Gap, beta-adjusted gap, duration and even basic budgeting models only frustrate, confuse and even mislead the financial institution’s asset liability management committee (ALCO). Detailed gap analysis, fiddling with the distribution of savings balances and even calculating the duration of equity does not lead to better margins, nor do they mitigate rate risk.
Even more extensive full simulation models only perform three or four scenarios at a time, and some of these take hours to execute. Entrenched in traditional time-based methods, margin managers persist in the belief that more data is better, reports must always foot and graphs always have time as the X-axis.
My purpose here is to suggest a more useful tool with which to measure, control margin behavior, and mitigate your interest rate risk. Current hardware and software technology can provide a better analytical method that clearly communicates the extent of the financial institution’s rate risk and simultaneously suggest a successful strategy without the expense in time and energy of more primitive techniques.
Factors Affecting Margin Behavior
If interest rate risk is a behavioral problem, then the purpose of the ALCO is to control the behavior of the margin. The behavior of the financial institution’s margin, however, is itself a function of other factors, including the financial institution’s behavior in pricing loans and deposits and customer behavior.
These factors are dependent variables because they respond to another variable that is not controllable by the financial institution, i.e. market rates. Here we use the term market rates to mean the national rates such as prime, the Treasury yield curve and LIBOR. The challenge is to determine the behavior of the net interest margin as these rates changes.
Rate Shock: Rate Change, Not Timing
In order to standardize the measurement of margin behavior over a range of market rate changes, we must remove the timing issue from our analysis. Clearly, timing is important, but the rate changes up or down only clouds the issue.
Our purpose is to understand behavior, not predict margin. We remove the time factor by shocking the market rates, i.e. moving market rates immediately and holding them constant over the analysis period. Typically rate shock yields plotted against shock increments, can express margin behavior. However, irregular behavior is caused by customer behavior, prepayments, and the financial institution’s own pricing behavior as rates change.
Information Requirements
The data requirements for rate shocks are typical for all rate risk analysis, i.e. maturity and repricing data. However, we must also include both prepayment models, and a spread model of each account. These are not features found in all simulation models, so let’s review the methods for building them.
Prepayment Models
While prepayment models are a part of every mortgage-backed security and CMO analysis, many community bankers fail to apply the same logic to their in-house mortgage portfolios. These are, in fact customer behavior models and have market rates as their independent variable.
As market rates rise and fall, mortgage prepayments decrease and increase. Clearly, this has a significant impact on yield. The information needed to construct prepayment models is available by either examining the most recent prepayment information from the financial institution’s records, or from a securities broker who can use the prepayment characteristics of a MBS from your trade area.
Spread Models
Spread models reflect financial institution’s pricing as market rates change. It is common that community bankers widen spreads between prime and new loan rates as prime falls and the narrow them as prime rises. On the deposit side, it is common to lower rates quickly on savings and money market accounts as rates fall, but delay rate changes as rates rise.
Whether he or she is aware of it or not, the banker is expressing a pricing behavior model. Beta-adjusted gaps are a simplistic application of this concept translated into balance repricing, then carried to the gap report.
Shock Calculations
Putting these all together, we are ready to perform rate shocks on each category on the balance sheet and produce behavior graphs that describe our risk.
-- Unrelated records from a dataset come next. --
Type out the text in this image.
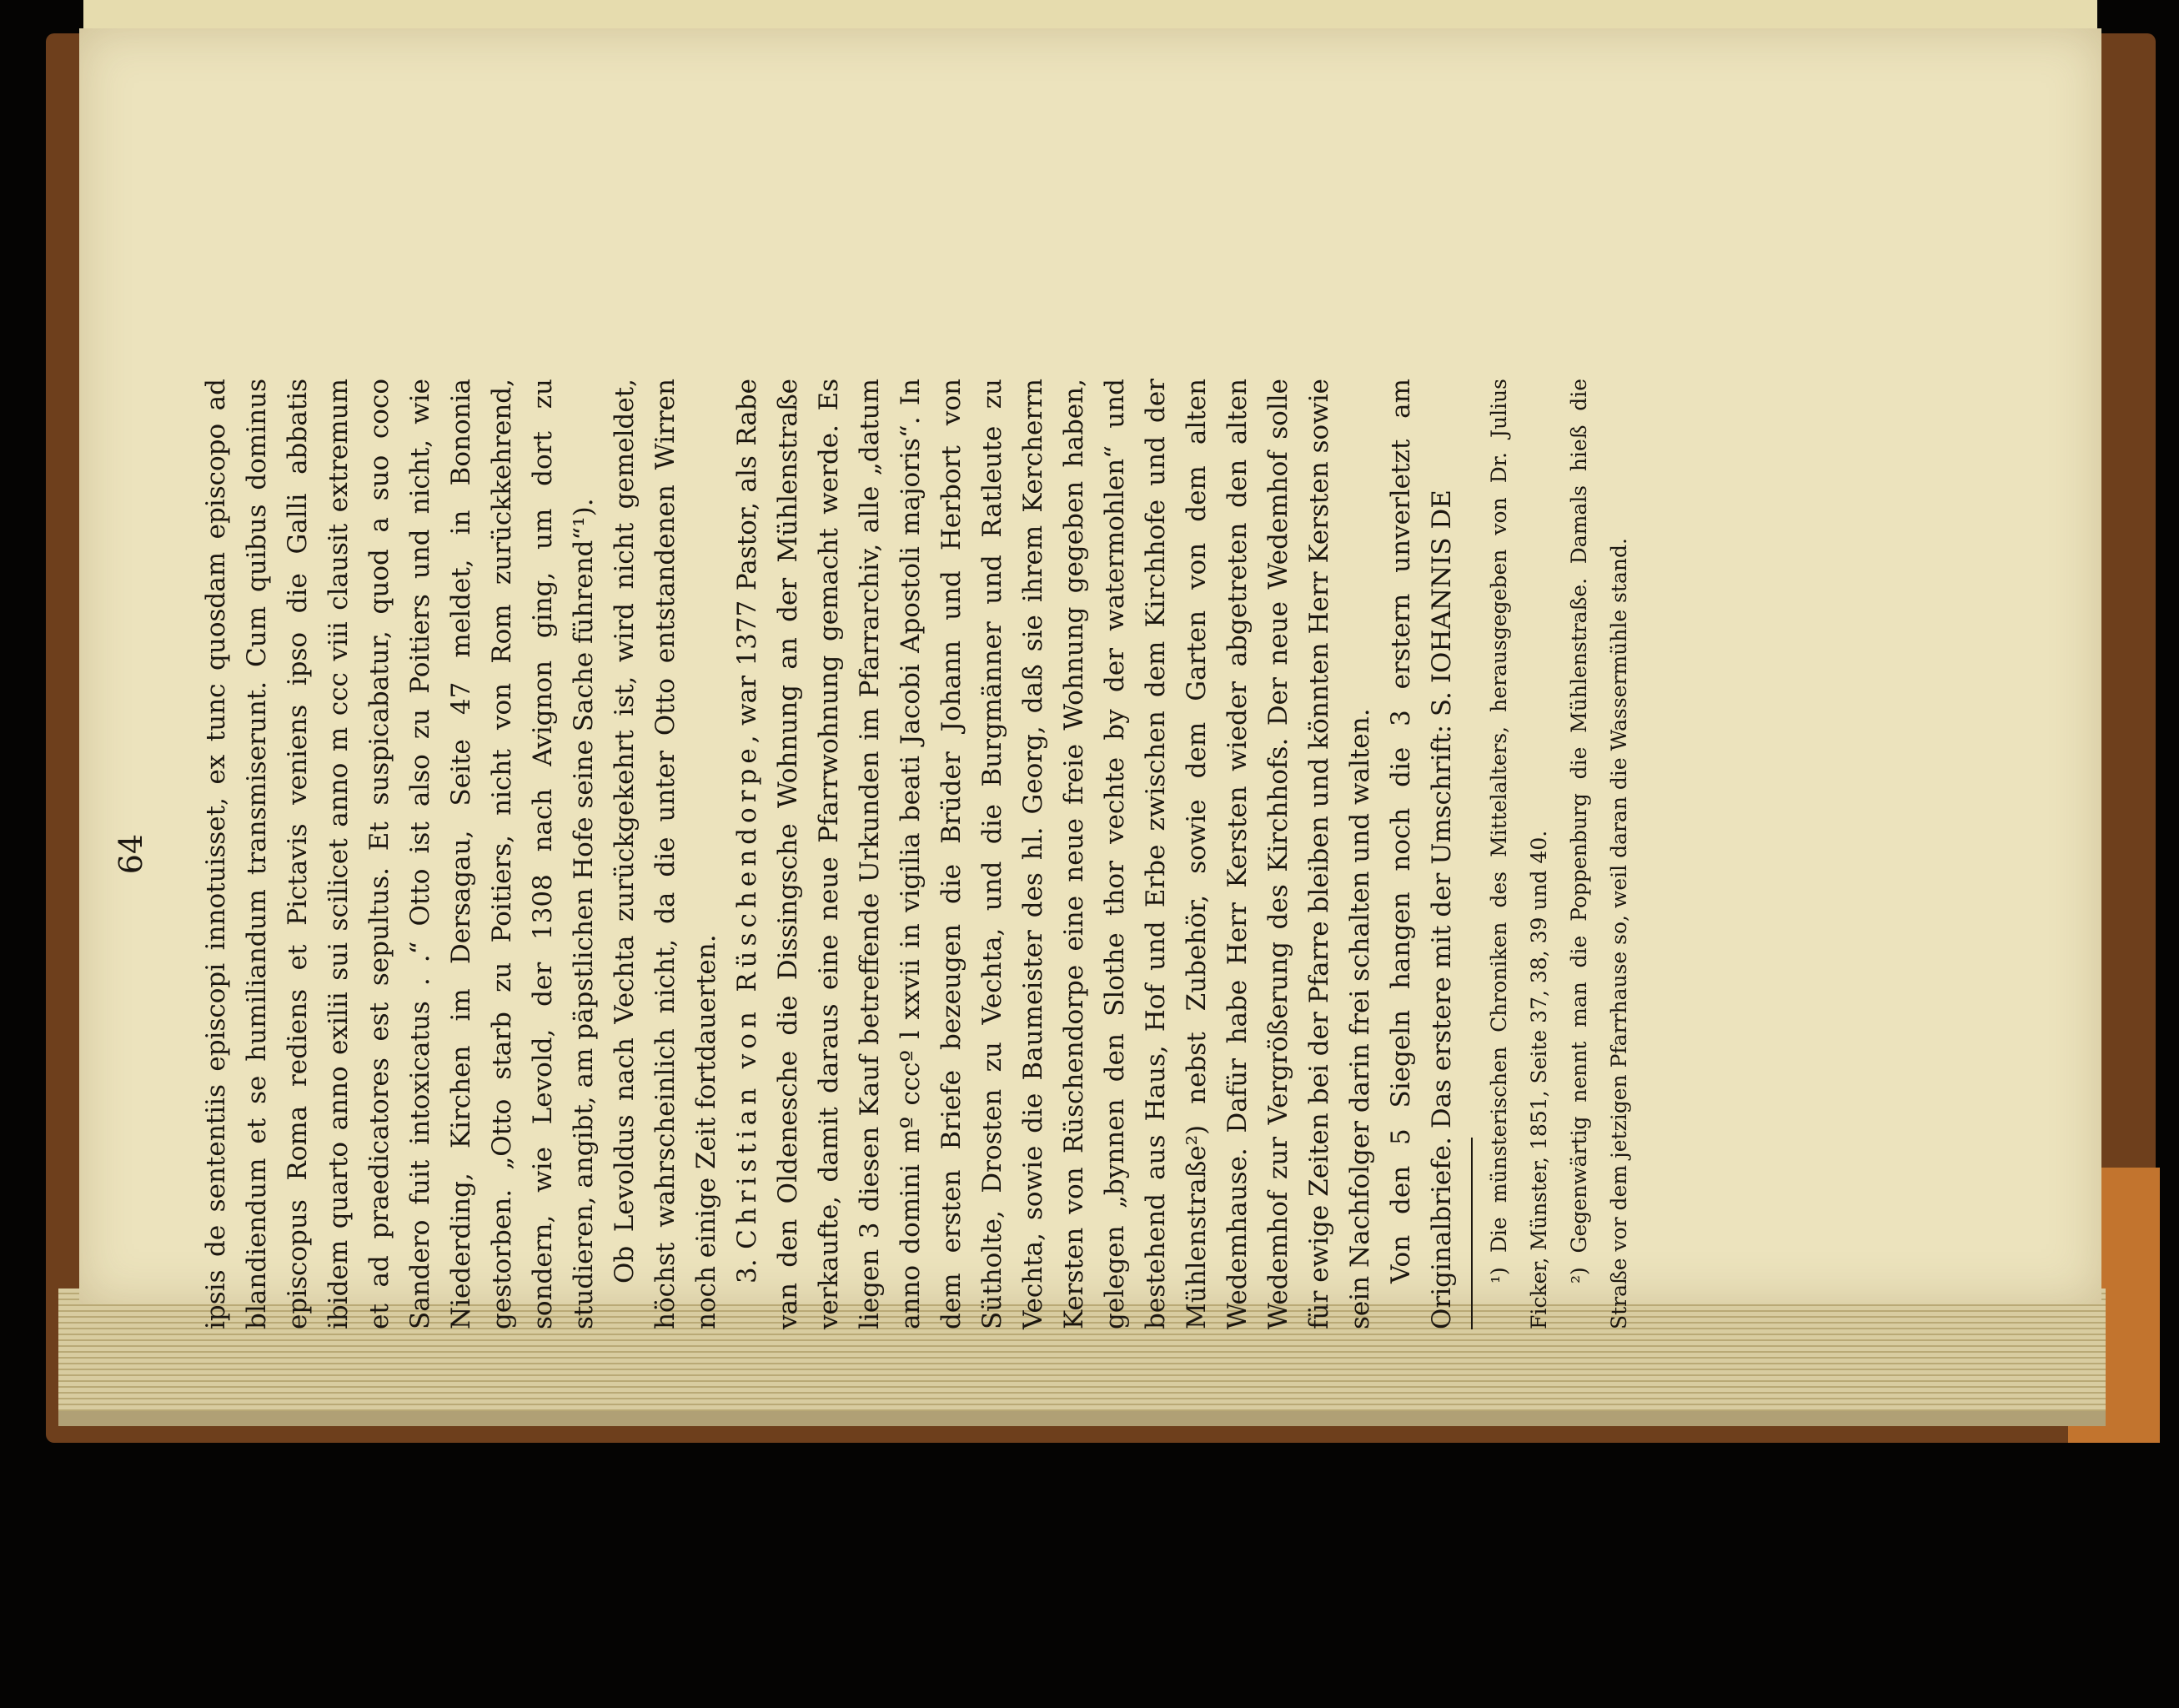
64 ipsis de sententiis episcopi innotuisset, ex tunc quosdam episcopo ad blandiendum et se humiliandum transmiserunt. Cum quibus dominus episcopus Roma rediens et Pictavis veniens ipso die Galli abbatis ibidem quarto anno exilii sui scilicet anno m ccc viii clausit extremum et ad praedicatores est sepultus. Et suspicabatur, quod a suo coco Sandero fuit intoxicatus . .“ Otto ist also zu Poitiers und nicht, wie Niederding, Kirchen im Dersagau, Seite 47 meldet, in Bononia gestorben. „Otto starb zu Poitiers, nicht von Rom zurückkehrend, sondern, wie Levold, der 1308 nach Avignon ging, um dort zu studieren, angibt, am päpstlichen Hofe seine Sache führend“¹). Ob Levoldus nach Vechta zurückgekehrt ist, wird nicht gemeldet, höchst wahrscheinlich nicht, da die unter Otto entstandenen Wirren noch einige Zeit fortdauerten. 3. Christian von Rüschendorpe, war 1377 Pastor, als Rabe van den Oldenesche die Dissingsche Wohnung an der Mühlenstraße verkaufte, damit daraus eine neue Pfarrwohnung gemacht werde. Es liegen 3 diesen Kauf betreffende Urkunden im Pfarrarchiv, alle „datum anno domini mº cccº l xxvii in vigilia beati Jacobi Apostoli majoris“. In dem ersten Briefe bezeugen die Brüder Johann und Herbort von Sütholte, Drosten zu Vechta, und die Burgmänner und Ratleute zu Vechta, sowie die Baumeister des hl. Georg, daß sie ihrem Kercherrn Kersten von Rüschendorpe eine neue freie Wohnung gegeben haben, gelegen „bynnen den Slothe thor vechte by der watermohlen“ und bestehend aus Haus, Hof und Erbe zwischen dem Kirchhofe und der Mühlenstraße²) nebst Zubehör, sowie dem Garten von dem alten Wedemhause. Dafür habe Herr Kersten wieder abgetreten den alten Wedemhof zur Vergrößerung des Kirchhofs. Der neue Wedemhof solle für ewige Zeiten bei der Pfarre bleiben und könnten Herr Kersten sowie sein Nachfolger darin frei schalten und walten. Von den 5 Siegeln hangen noch die 3 erstern unverletzt am Originalbriefe. Das erstere mit der Umschrift: S. IOHANNIS DE	¹) Die münsterischen Chroniken des Mittelalters, herausgegeben von Dr. Julius Ficker, Münster, 1851, Seite 37, 38, 39 und 40. ²) Gegenwärtig nennt man die Poppenburg die Mühlenstraße. Damals hieß die Straße vor dem jetzigen Pfarrhause so, weil daran die Wassermühle stand.
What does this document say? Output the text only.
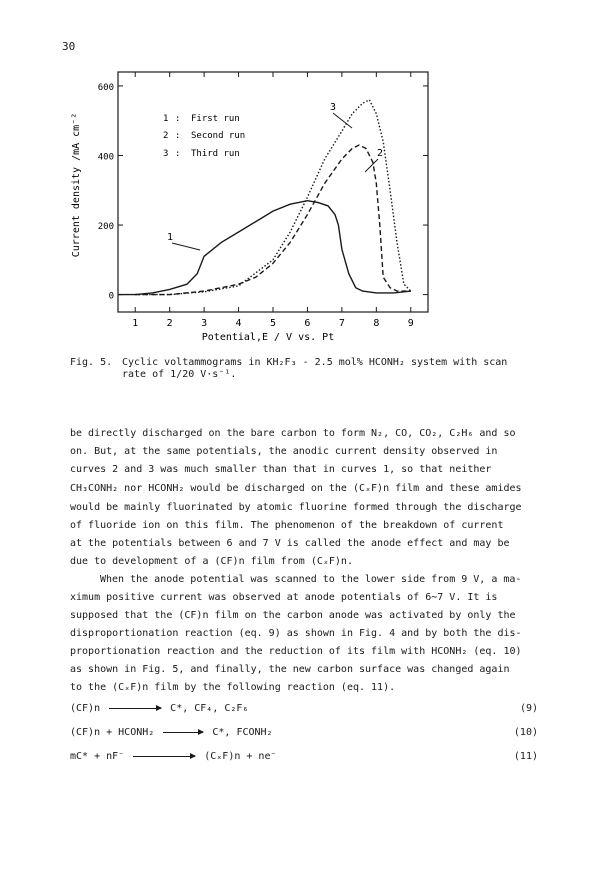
30
1	2	3	4	5	6	7	8	9
0
200
400
600
Potential,E / V vs. Pt
Current density /mA cm⁻²	1 : First run
2 : Second run
3 : Third run
1
3
2
Fig. 5. Cyclic voltammograms in KH₂F₃ - 2.5 mol% HCONH₂ system with scan
rate of 1/20 V·s⁻¹.
be directly discharged on the bare carbon to form N₂, CO, CO₂, C₂H₆ and so
on. But, at the same potentials, the anodic current density observed in
curves 2 and 3 was much smaller than that in curves 1, so that neither
CH₃CONH₂ nor HCONH₂ would be discharged on the (CₓF)n film and these amides
would be mainly fluorinated by atomic fluorine formed through the discharge
of fluoride ion on this film. The phenomenon of the breakdown of current
at the potentials between 6 and 7 V is called the anode effect and may be
due to development of a (CF)n film from (CₓF)n.
When the anode potential was scanned to the lower side from 9 V, a ma-
ximum positive current was observed at anode potentials of 6∼7 V. It is
supposed that the (CF)n film on the carbon anode was activated by only the
disproportionation reaction (eq. 9) as shown in Fig. 4 and by both the dis-
proportionation reaction and the reduction of its film with HCONH₂ (eq. 10)
as shown in Fig. 5, and finally, the new carbon surface was changed again
to the (CₓF)n film by the following reaction (eq. 11).
(CF)n	C*, CF₄, C₂F₆	(9)
(CF)n + HCONH₂ → C*, FCONH₂	(10)
mC* + nF⁻	(CₓF)n + ne⁻	(11)
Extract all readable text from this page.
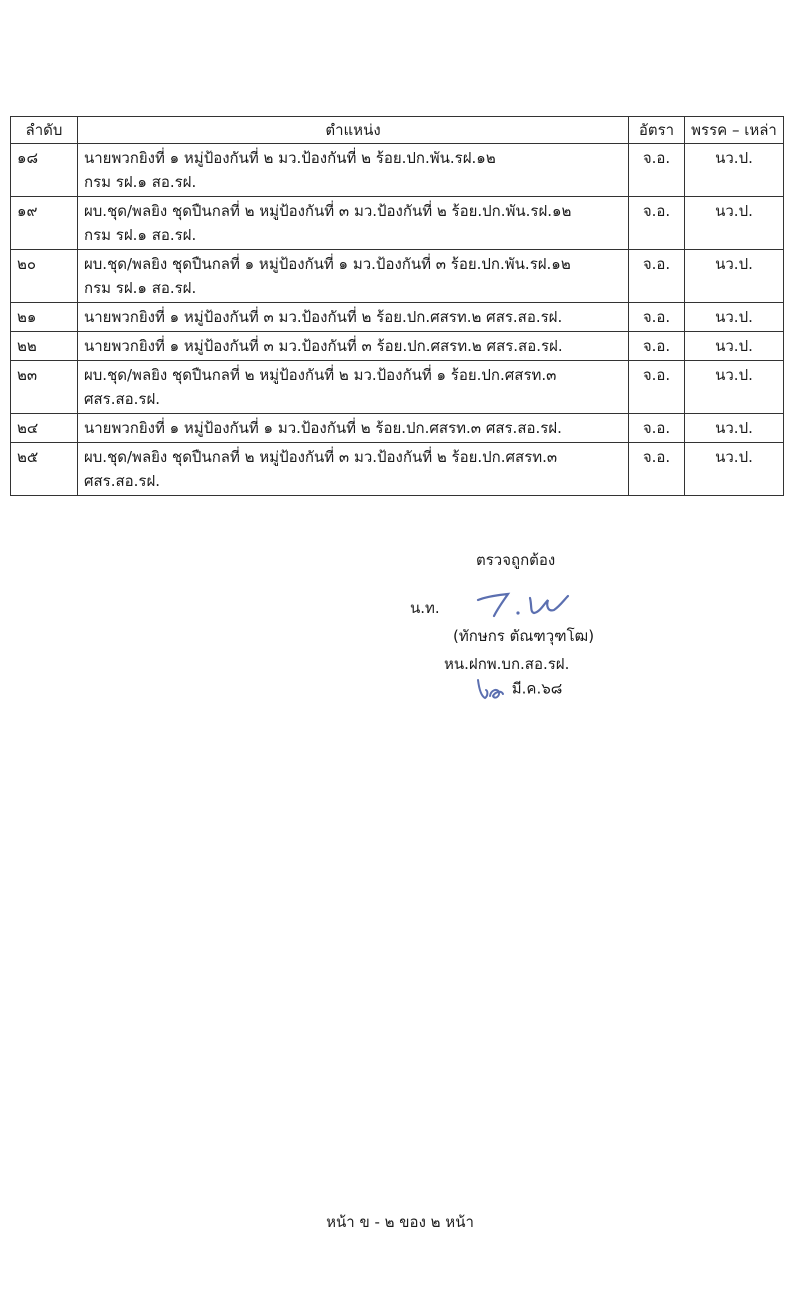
ลำดับ	ตำแหน่ง	อัตรา	พรรค – เหล่า
๑๘	นายพวกยิงที่ ๑ หมู่ป้องกันที่ ๒ มว.ป้องกันที่ ๒ ร้อย.ปก.พัน.รฝ.๑๒
กรม รฝ.๑ สอ.รฝ.	จ.อ.	นว.ป.
๑๙	ผบ.ชุด/พลยิง ชุดปืนกลที่ ๒ หมู่ป้องกันที่ ๓ มว.ป้องกันที่ ๒ ร้อย.ปก.พัน.รฝ.๑๒
กรม รฝ.๑ สอ.รฝ.	จ.อ.	นว.ป.
๒๐	ผบ.ชุด/พลยิง ชุดปืนกลที่ ๑ หมู่ป้องกันที่ ๑ มว.ป้องกันที่ ๓ ร้อย.ปก.พัน.รฝ.๑๒
กรม รฝ.๑ สอ.รฝ.	จ.อ.	นว.ป.
๒๑	นายพวกยิงที่ ๑ หมู่ป้องกันที่ ๓ มว.ป้องกันที่ ๒ ร้อย.ปก.ศสรท.๒ ศสร.สอ.รฝ.	จ.อ.	นว.ป.
๒๒	นายพวกยิงที่ ๑ หมู่ป้องกันที่ ๓ มว.ป้องกันที่ ๓ ร้อย.ปก.ศสรท.๒ ศสร.สอ.รฝ.	จ.อ.	นว.ป.
๒๓	ผบ.ชุด/พลยิง ชุดปืนกลที่ ๒ หมู่ป้องกันที่ ๒ มว.ป้องกันที่ ๑ ร้อย.ปก.ศสรท.๓
ศสร.สอ.รฝ.	จ.อ.	นว.ป.
๒๔	นายพวกยิงที่ ๑ หมู่ป้องกันที่ ๑ มว.ป้องกันที่ ๒ ร้อย.ปก.ศสรท.๓ ศสร.สอ.รฝ.	จ.อ.	นว.ป.
๒๕	ผบ.ชุด/พลยิง ชุดปืนกลที่ ๒ หมู่ป้องกันที่ ๓ มว.ป้องกันที่ ๒ ร้อย.ปก.ศสรท.๓
ศสร.สอ.รฝ.	จ.อ.	นว.ป.
ตรวจถูกต้อง
น.ท.
(ทักษกร ตัณฑวุฑโฒ)
หน.ฝกพ.บก.สอ.รฝ.
มี.ค.๖๘
หน้า ข - ๒ ของ ๒ หน้า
What happens within the rate shock model? First, the driver rate is changed by the shock amount. Next, the pricing model is used to determine the rate on new balances. Then cash flows, maturities, prepayments and interest payments, are computed for the next 12 (or 24) months. Finally, these cash flows are reinvested at the new rates and blended with the unchanging portion of the portfolio to determine a new blended yield.
Accounts that reprice immediately such as Fed Funds, of course, do not use maturities, and so the entire category changes. The average yield is computed for the entire time period analyzed.
Finally, these are combined into total asset yields and liability costs to produce the margin for the shock increment, the time required to perform these computations varies within the complexity of the balance sheet, but typically 1-2 minutes at most.
Once we have computed all of the information we can use EIS, Executive Information System, techniques such as drill-down to view information in different ways. One example would be in comparing the yield behavior of loans, investments, and deposits identifying potential strengths and weaknesses within your margin.
Spread Behavior Useful for Loan Pricing
Other uses for this information include loan pricing, where we can compare the yield behavior of a loan to that of its funding counterpart. Among other factors, as part of your price building function, the rate risk identified would be added to the loan rate determination.
In conclusion, current asset-liability management techniques are only extensions of the community bank budgeting process. Of the methods available, simulation provides the greatest benefit when it includes all of the factors that affect margin and income.
Rate shock, however, offers the benefits of simulation, with the added advantage of removing the timing issue, and performing many more scenarios automatically. This computational power, coupled with its descriptive graphic presentation is a strong analytical to that translates into a more productive ALCO process.